CSIR-SARI releases four new stress tolerant hybrid maize varieties in Ghana

CSIR-SARI releases four new stress tolerant hybrid maize varieties in Ghana

The National Variety Release and Registration Committee (NVRRC) accepted the hybrids for commercial production, once approval is given by the Ministry of Food and Agriculture.

Maize production in the Guinea and Sudan Savannah zones of Ghana is constrained by these stresses. At farmer level, for instance, all three stresses can occur simultaneously, and the combined effect can cause yield loss of up to almost 100%, leaving many farmers, mostly women, poorer than before. The four new varieties, which include two early and two extra-early maturing drought and Striga tolerant hybrids, will bring back some relief, and make farming a worthwhile effort to farmers.

Attributes of the hybrids

Released Name Maturity Period Potential Yield Special Attribute
CSIR- Denbea 90 days 6.5 t/ha Drought and Striga tolerant
Golden yellow grain colour
Suitable for poultry and livestock nutrition
CSIR-Similenu 90 days 6.0 t/ha Drought and Striga tolerant
CSIR-Kum-Naaya 85 days R5.5 t/ha Drought and Striga tolerant
CSIR-Wang-Basig 85 days 5.5 t/ha Drought and Striga tolerant


Results of participatory variety selection trials revealed high farmer preference of all four varieties for cultivation, and high consumer acceptability for local dishes.
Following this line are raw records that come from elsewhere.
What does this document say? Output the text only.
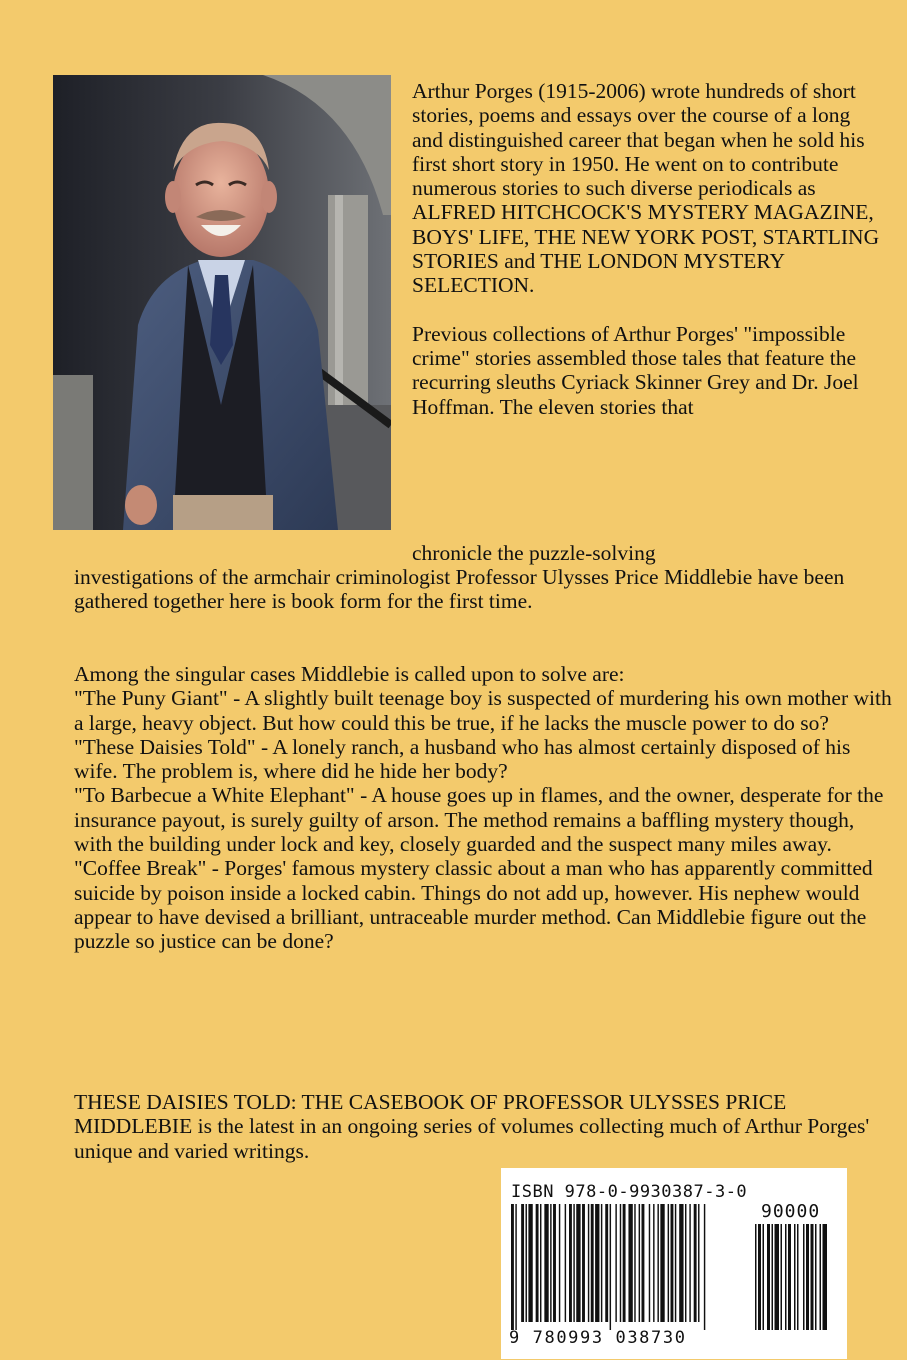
Arthur Porges (1915-2006) wrote hundreds of short stories, poems and essays over the course of a long and distinguished career that began when he sold his first short story in 1950. He went on to contribute numerous stories to such diverse periodicals as ALFRED HITCHCOCK'S MYSTERY MAGAZINE, BOYS' LIFE, THE NEW YORK POST, STARTLING STORIES and THE LONDON MYSTERY SELECTION.

Previous collections of Arthur Porges' "impossible crime" stories assembled those tales that feature the recurring sleuths Cyriack Skinner Grey and Dr. Joel Hoffman. The eleven stories that

chronicle the puzzle-solving

investigations of the armchair criminologist Professor Ulysses Price Middlebie have been gathered together here is book form for the first time.

Among the singular cases Middlebie is called upon to solve are:

"The Puny Giant" - A slightly built teenage boy is suspected of murdering his own mother with a large, heavy object. But how could this be true, if he lacks the muscle power to do so?

"These Daisies Told" - A lonely ranch, a husband who has almost certainly disposed of his wife. The problem is, where did he hide her body?

"To Barbecue a White Elephant" - A house goes up in flames, and the owner, desperate for the insurance payout, is surely guilty of arson. The method remains a baffling mystery though, with the building under lock and key, closely guarded and the suspect many miles away.

"Coffee Break" - Porges' famous mystery classic about a man who has apparently committed suicide by poison inside a locked cabin. Things do not add up, however. His nephew would appear to have devised a brilliant, untraceable murder method. Can Middlebie figure out the puzzle so justice can be done?

THESE DAISIES TOLD: THE CASEBOOK OF PROFESSOR ULYSSES PRICE MIDDLEBIE is the latest in an ongoing series of volumes collecting much of Arthur Porges' unique and varied writings.

ISBN 978-0-9930387-3-0
90000
9 780993 038730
Appropriate use of the hybrids ─ which are generally appealing to farmers, traders, processors, and input dealers ─ will improve farmers’ resilience to climate change, as well as their productivity. The hybrids also have broad adaptation to other countries including Nigeria, Mali and Benin.

With the harmonization of the Economic Community of African States (ECOWAS) seed policy, the new varieties could be targeted by regional private seed sector players for multiplication and marketing in broader regional markets within the ECOWAS region. Of course, there will be a huge impact on the Ghanaian local seed sector as well as employment opportunities for the growing number of unemployed youth.

Efforts will soon be directed at producing early generation seeds of parental lines of the hybrids for mass production, promotion, and commercialization.